Mathematical Biology Seminar

James Powell
Departments of Mathematics & Statistics/Biology
Utah State University, Logan, Utah
Wednesday, Oct. 7, 2009
3:05pm in LCB 225

Abstract: Maintaining an appropriate seasonality is a basic ecological requirement for insects living in seasonal environments. Critical life history events (the timing of which is termed /phenology/) must mesh with seasonal cycles, and it is often selectively advantageous for individuals in the population to synchronize their activities with one another as well. In most terrestrial insects, some explicit physiological mechanism, such as diapause (hibernation which ends with a specific environmental cue, as when day-length exceeds a fixed duration), maintains both aspects of seasonality. However, many ecologically important insects, such as the mountain pine beetle (/Dendroctonus ponderosae/), apparently lack an explicit physiological timing mechanism. Seasonality of such insects is said to be under direct temperature control. How such insects maintain seasonality has been a mystery, since their physiological clocks move at a rate nonlinearly dependent on environmental temperatures.
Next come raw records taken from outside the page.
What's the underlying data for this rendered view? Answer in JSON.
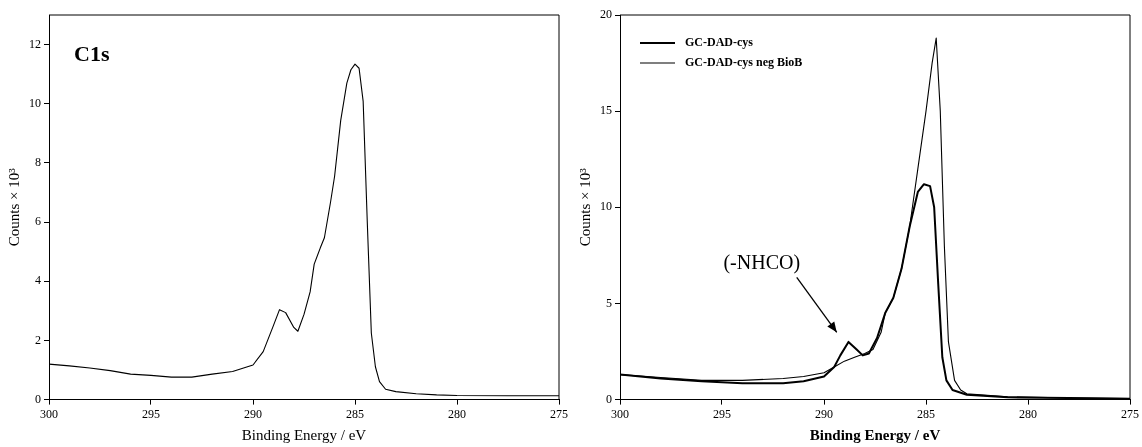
{
  "chart_data": [
    {
      "type": "line",
      "xlabel": "Binding Energy / eV",
      "ylabel": "Counts × 10³",
      "annotations": [
        "C1s"
      ],
      "x": [
        300,
        299,
        298,
        297,
        296,
        295,
        294,
        293,
        292,
        291,
        290,
        289.5,
        289,
        288.7,
        288.4,
        288,
        287.8,
        287.5,
        287.2,
        287,
        286.7,
        286.5,
        286.2,
        286,
        285.7,
        285.4,
        285.2,
        285,
        284.8,
        284.6,
        284.4,
        284.2,
        284,
        283.8,
        283.5,
        283,
        282,
        281,
        280,
        277.5,
        275
      ],
      "series": [
        {
          "color": "#000000",
          "values": [
            1.2,
            1.14,
            1.07,
            0.98,
            0.86,
            0.82,
            0.76,
            0.76,
            0.86,
            0.95,
            1.17,
            1.62,
            2.5,
            3.04,
            2.94,
            2.44,
            2.31,
            2.88,
            3.64,
            4.58,
            5.13,
            5.47,
            6.67,
            7.55,
            9.44,
            10.7,
            11.15,
            11.34,
            11.2,
            10.08,
            6.04,
            2.25,
            1.11,
            0.61,
            0.35,
            0.27,
            0.2,
            0.16,
            0.14,
            0.13,
            0.13
          ]
        }
      ],
      "xlim": [
        300,
        275
      ],
      "xticks": [
        300,
        295,
        290,
        285,
        280,
        275
      ],
      "ylim": [
        0,
        13
      ],
      "yticks": [
        0,
        2,
        4,
        6,
        8,
        10,
        12
      ],
      "grid": false,
      "legend": false,
      "marker": "none",
      "line_style": "solid"
    },
    {
      "type": "line",
      "xlabel": "Binding Energy / eV",
      "ylabel": "Counts × 10³",
      "annotations": [
        "(-NHCO)"
      ],
      "series": [
        {
          "name": "GC-DAD-cys",
          "color": "#000000",
          "x": [
            300,
            298,
            296,
            294,
            292,
            291,
            290,
            289.5,
            289.2,
            288.8,
            288.4,
            288.1,
            287.8,
            287.4,
            287,
            286.6,
            286.2,
            285.8,
            285.4,
            285.1,
            284.8,
            284.6,
            284.4,
            284.2,
            284,
            283.7,
            283,
            281,
            278,
            275
          ],
          "values": [
            1.3,
            1.1,
            0.95,
            0.85,
            0.85,
            0.95,
            1.2,
            1.7,
            2.3,
            3.0,
            2.6,
            2.3,
            2.4,
            3.2,
            4.5,
            5.3,
            6.8,
            9.0,
            10.8,
            11.2,
            11.1,
            10.0,
            6.0,
            2.2,
            1.0,
            0.5,
            0.25,
            0.12,
            0.08,
            0.05
          ]
        },
        {
          "name": "GC-DAD-cys neg BioB",
          "color": "#000000",
          "x": [
            300,
            298,
            296,
            294,
            292,
            291,
            290,
            289.5,
            289,
            288.5,
            288,
            287.6,
            287.2,
            287,
            286.6,
            286.2,
            285.8,
            285.4,
            285,
            284.7,
            284.5,
            284.3,
            284.1,
            283.9,
            283.6,
            283.3,
            283,
            281,
            278,
            275
          ],
          "values": [
            1.3,
            1.15,
            1.0,
            1.0,
            1.1,
            1.2,
            1.4,
            1.7,
            2.0,
            2.2,
            2.4,
            2.6,
            3.5,
            4.5,
            5.3,
            6.8,
            9.0,
            12.0,
            15.0,
            17.5,
            18.8,
            15.0,
            8.0,
            3.0,
            1.0,
            0.5,
            0.3,
            0.15,
            0.08,
            0.05
          ]
        }
      ],
      "xlim": [
        300,
        275
      ],
      "xticks": [
        300,
        295,
        290,
        285,
        280,
        275
      ],
      "ylim": [
        0,
        20
      ],
      "yticks": [
        0,
        5,
        10,
        15,
        20
      ],
      "grid": false,
      "legend": "top left",
      "marker": "none",
      "line_style": "solid"
    }
  ]
}
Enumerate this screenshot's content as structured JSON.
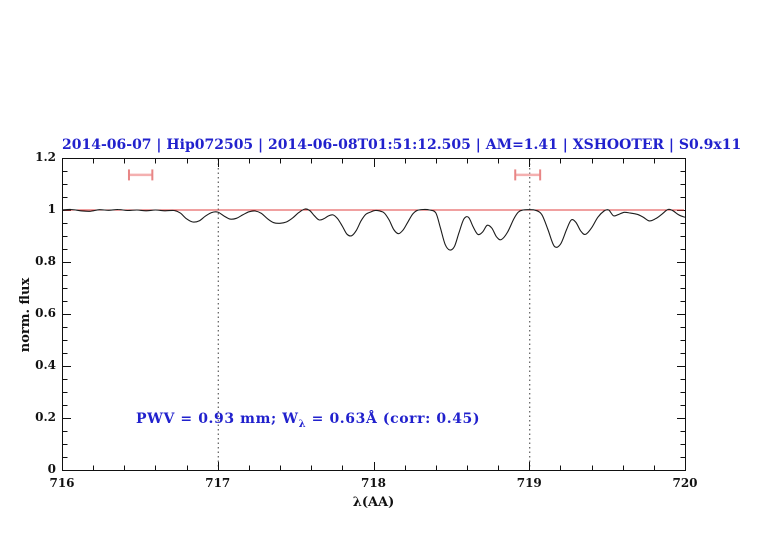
{
  "figure": {
    "title": "2014-06-07 | Hip072505 | 2014-06-08T01:51:12.505 | AM=1.41 | XSHOOTER | S0.9x11",
    "title_color": "#2121cd"
  },
  "axes": {
    "xlabel": "λ(AA)",
    "ylabel": "norm. flux",
    "x_ticks": [
      "716",
      "717",
      "718",
      "719",
      "720"
    ],
    "y_ticks": [
      "0",
      "0.2",
      "0.4",
      "0.6",
      "0.8",
      "1",
      "1.2"
    ]
  },
  "annotation": {
    "prefix": "PWV = 0.93 mm; W",
    "subscript": "λ",
    "suffix": " = 0.63Å (corr: 0.45)",
    "color": "#2121cd"
  },
  "chart_data": {
    "type": "line",
    "title": "2014-06-07 | Hip072505 | 2014-06-08T01:51:12.505 | AM=1.41 | XSHOOTER | S0.9x11",
    "xlabel": "λ(AA)",
    "ylabel": "norm. flux",
    "xlim": [
      716,
      720
    ],
    "ylim": [
      0,
      1.2
    ],
    "x_major_ticks": [
      716,
      717,
      718,
      719,
      720
    ],
    "x_minor_step": 0.2,
    "y_major_ticks": [
      0,
      0.2,
      0.4,
      0.6,
      0.8,
      1.0,
      1.2
    ],
    "y_minor_step": 0.05,
    "legend": "none",
    "grid": "off",
    "dotted_vlines": [
      717,
      719
    ],
    "continuum_level": 1.0,
    "continuum_color": "#e04040",
    "line_color": "#1c1c1c",
    "axis_color": "#111111",
    "vline_color": "#3c3c3c",
    "marker_color": "#f4b0b0",
    "marker_cap_color": "#e88585",
    "range_markers": [
      {
        "x_start": 716.43,
        "x_end": 716.58,
        "y": 1.135
      },
      {
        "x_start": 718.91,
        "x_end": 719.07,
        "y": 1.135
      }
    ],
    "series": [
      {
        "name": "observed-spectrum",
        "points": [
          [
            716.0,
            1.0
          ],
          [
            716.06,
            1.002
          ],
          [
            716.12,
            0.997
          ],
          [
            716.18,
            0.995
          ],
          [
            716.24,
            1.001
          ],
          [
            716.3,
            0.999
          ],
          [
            716.36,
            1.002
          ],
          [
            716.42,
            0.998
          ],
          [
            716.48,
            1.0
          ],
          [
            716.54,
            0.997
          ],
          [
            716.6,
            1.0
          ],
          [
            716.66,
            0.997
          ],
          [
            716.72,
            0.998
          ],
          [
            716.76,
            0.988
          ],
          [
            716.8,
            0.966
          ],
          [
            716.84,
            0.954
          ],
          [
            716.88,
            0.958
          ],
          [
            716.92,
            0.976
          ],
          [
            716.96,
            0.99
          ],
          [
            717.0,
            0.992
          ],
          [
            717.04,
            0.977
          ],
          [
            717.08,
            0.965
          ],
          [
            717.12,
            0.968
          ],
          [
            717.16,
            0.981
          ],
          [
            717.2,
            0.993
          ],
          [
            717.24,
            0.996
          ],
          [
            717.28,
            0.987
          ],
          [
            717.32,
            0.966
          ],
          [
            717.36,
            0.951
          ],
          [
            717.4,
            0.949
          ],
          [
            717.44,
            0.954
          ],
          [
            717.48,
            0.969
          ],
          [
            717.52,
            0.99
          ],
          [
            717.56,
            1.004
          ],
          [
            717.59,
            0.998
          ],
          [
            717.62,
            0.978
          ],
          [
            717.65,
            0.962
          ],
          [
            717.68,
            0.966
          ],
          [
            717.71,
            0.977
          ],
          [
            717.74,
            0.981
          ],
          [
            717.77,
            0.966
          ],
          [
            717.8,
            0.938
          ],
          [
            717.83,
            0.907
          ],
          [
            717.86,
            0.901
          ],
          [
            717.89,
            0.922
          ],
          [
            717.92,
            0.958
          ],
          [
            717.95,
            0.983
          ],
          [
            717.98,
            0.992
          ],
          [
            718.01,
            0.998
          ],
          [
            718.04,
            0.996
          ],
          [
            718.07,
            0.988
          ],
          [
            718.1,
            0.962
          ],
          [
            718.13,
            0.925
          ],
          [
            718.16,
            0.909
          ],
          [
            718.19,
            0.923
          ],
          [
            718.22,
            0.953
          ],
          [
            718.25,
            0.983
          ],
          [
            718.28,
            0.998
          ],
          [
            718.32,
            1.002
          ],
          [
            718.36,
            1.0
          ],
          [
            718.4,
            0.989
          ],
          [
            718.43,
            0.93
          ],
          [
            718.46,
            0.868
          ],
          [
            718.49,
            0.846
          ],
          [
            718.52,
            0.86
          ],
          [
            718.55,
            0.915
          ],
          [
            718.58,
            0.965
          ],
          [
            718.61,
            0.972
          ],
          [
            718.64,
            0.935
          ],
          [
            718.67,
            0.906
          ],
          [
            718.7,
            0.915
          ],
          [
            718.73,
            0.941
          ],
          [
            718.76,
            0.93
          ],
          [
            718.79,
            0.897
          ],
          [
            718.82,
            0.886
          ],
          [
            718.86,
            0.914
          ],
          [
            718.9,
            0.965
          ],
          [
            718.93,
            0.992
          ],
          [
            718.96,
            1.0
          ],
          [
            719.0,
            1.001
          ],
          [
            719.04,
            0.999
          ],
          [
            719.08,
            0.983
          ],
          [
            719.12,
            0.925
          ],
          [
            719.16,
            0.861
          ],
          [
            719.2,
            0.868
          ],
          [
            719.24,
            0.925
          ],
          [
            719.27,
            0.962
          ],
          [
            719.3,
            0.952
          ],
          [
            719.33,
            0.92
          ],
          [
            719.36,
            0.906
          ],
          [
            719.4,
            0.931
          ],
          [
            719.44,
            0.972
          ],
          [
            719.48,
            0.996
          ],
          [
            719.51,
            1.0
          ],
          [
            719.54,
            0.978
          ],
          [
            719.57,
            0.982
          ],
          [
            719.61,
            0.991
          ],
          [
            719.65,
            0.988
          ],
          [
            719.69,
            0.984
          ],
          [
            719.73,
            0.973
          ],
          [
            719.77,
            0.958
          ],
          [
            719.81,
            0.966
          ],
          [
            719.85,
            0.983
          ],
          [
            719.89,
            1.002
          ],
          [
            719.92,
            0.998
          ],
          [
            719.96,
            0.981
          ],
          [
            720.0,
            0.972
          ]
        ]
      }
    ]
  }
}
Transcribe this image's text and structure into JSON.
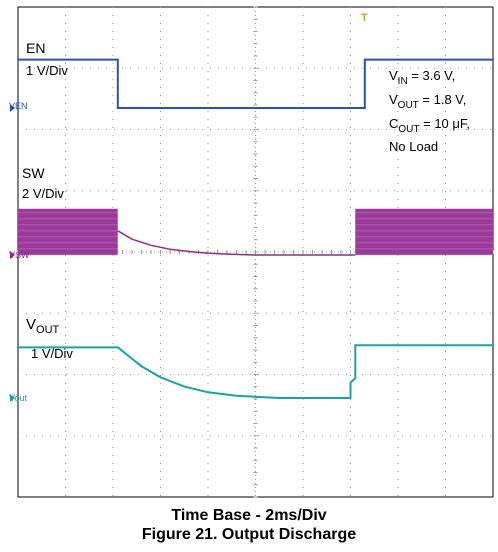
{
  "chart_data": {
    "type": "line",
    "title": "Figure 21. Output Discharge",
    "xlabel": "Time Base - 2ms/Div",
    "ylabel": "",
    "grid": true,
    "divisions": {
      "x": 10,
      "y": 8
    },
    "time_per_div_ms": 2,
    "trigger_marker": "T",
    "channels": [
      {
        "name": "EN",
        "scale": "1 V/Div",
        "marker": "VEN",
        "color": "#2b4fb5",
        "t_div": [
          0,
          2.1,
          2.1,
          7.3,
          7.3,
          10
        ],
        "level_div": [
          1.1,
          1.1,
          0,
          0,
          1.1,
          1.1
        ]
      },
      {
        "name": "SW",
        "scale": "2 V/Div",
        "marker": "VSW",
        "color": "#8e2a8c",
        "burst_color": "#9b3b99",
        "burst_ranges_div": [
          [
            0,
            2.1
          ],
          [
            7.1,
            10
          ]
        ],
        "burst_level_div": 1.05,
        "t_div": [
          2.1,
          2.4,
          2.8,
          3.2,
          3.6,
          4.0,
          4.4,
          5.0,
          7.1
        ],
        "level_div": [
          0.55,
          0.36,
          0.22,
          0.13,
          0.08,
          0.04,
          0.02,
          0.0,
          0.0
        ]
      },
      {
        "name": "V",
        "name_sub": "OUT",
        "scale": "1 V/Div",
        "marker": "Vout",
        "color": "#1aa3a0",
        "t_div": [
          0,
          2.1,
          2.3,
          2.6,
          3.0,
          3.5,
          4.0,
          4.6,
          5.5,
          7.0,
          7.0,
          7.1,
          7.1,
          10
        ],
        "level_div": [
          1.15,
          1.15,
          0.98,
          0.72,
          0.47,
          0.26,
          0.13,
          0.05,
          0.0,
          0.0,
          0.35,
          0.45,
          1.2,
          1.2
        ]
      }
    ]
  },
  "conditions": {
    "vin": {
      "main": "V",
      "sub": "IN",
      "value": " = 3.6 V,"
    },
    "vout": {
      "main": "V",
      "sub": "OUT",
      "value": " = 1.8 V,"
    },
    "cout": {
      "main": "C",
      "sub": "OUT",
      "value": " = 10 μF,"
    },
    "load": "No Load"
  },
  "colors": {
    "grid": "#9a9a9a",
    "frame": "#000000"
  }
}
In this talk, we first discuss the mechanistic basis for direct temperature control of seasonality in the mountain pine beetle, which is responsible for more forest damage across North America than all other disturbances together, including fire. This bark beetle attacks healthy pine trees; successful reproduction is contingent on host mortality. Pines under attack defend themselves strongly using toxic resin, which can repel a fixed number of attacking beetles. This creates strong selective pressure for populations of beetles to mature and emerge simultaneously (synchrony), and at an appropriate time of year (seasonality); synchrony of adult emergence is absolutely necessary for the mass-attack strategy that overcomes tree defenses.

We connect a distributional model describing mountain pine beetle phenology with a model of population success measured using annual growth rates derived from aerially detected counts of infested trees. This model bridges the gap between phenology predictions and population viability/growth rates for mountain pine beetle. The model is parameterized and compared with 10 years of data from a recent outbreak in central Idaho, and is driven using measured tree phloem temperatures from north and south bole aspects and cumulative forest area impacted. A model driven by observed south-side phloem temperatures and that includes a correction for forest area previously infested and killed is most predictive and generates realistic parameter values of mountain pine beetle fecundity and population growth. Extensions of this model to include spatial and demographic structure of host forest (both leading to outbreak ` are discussed.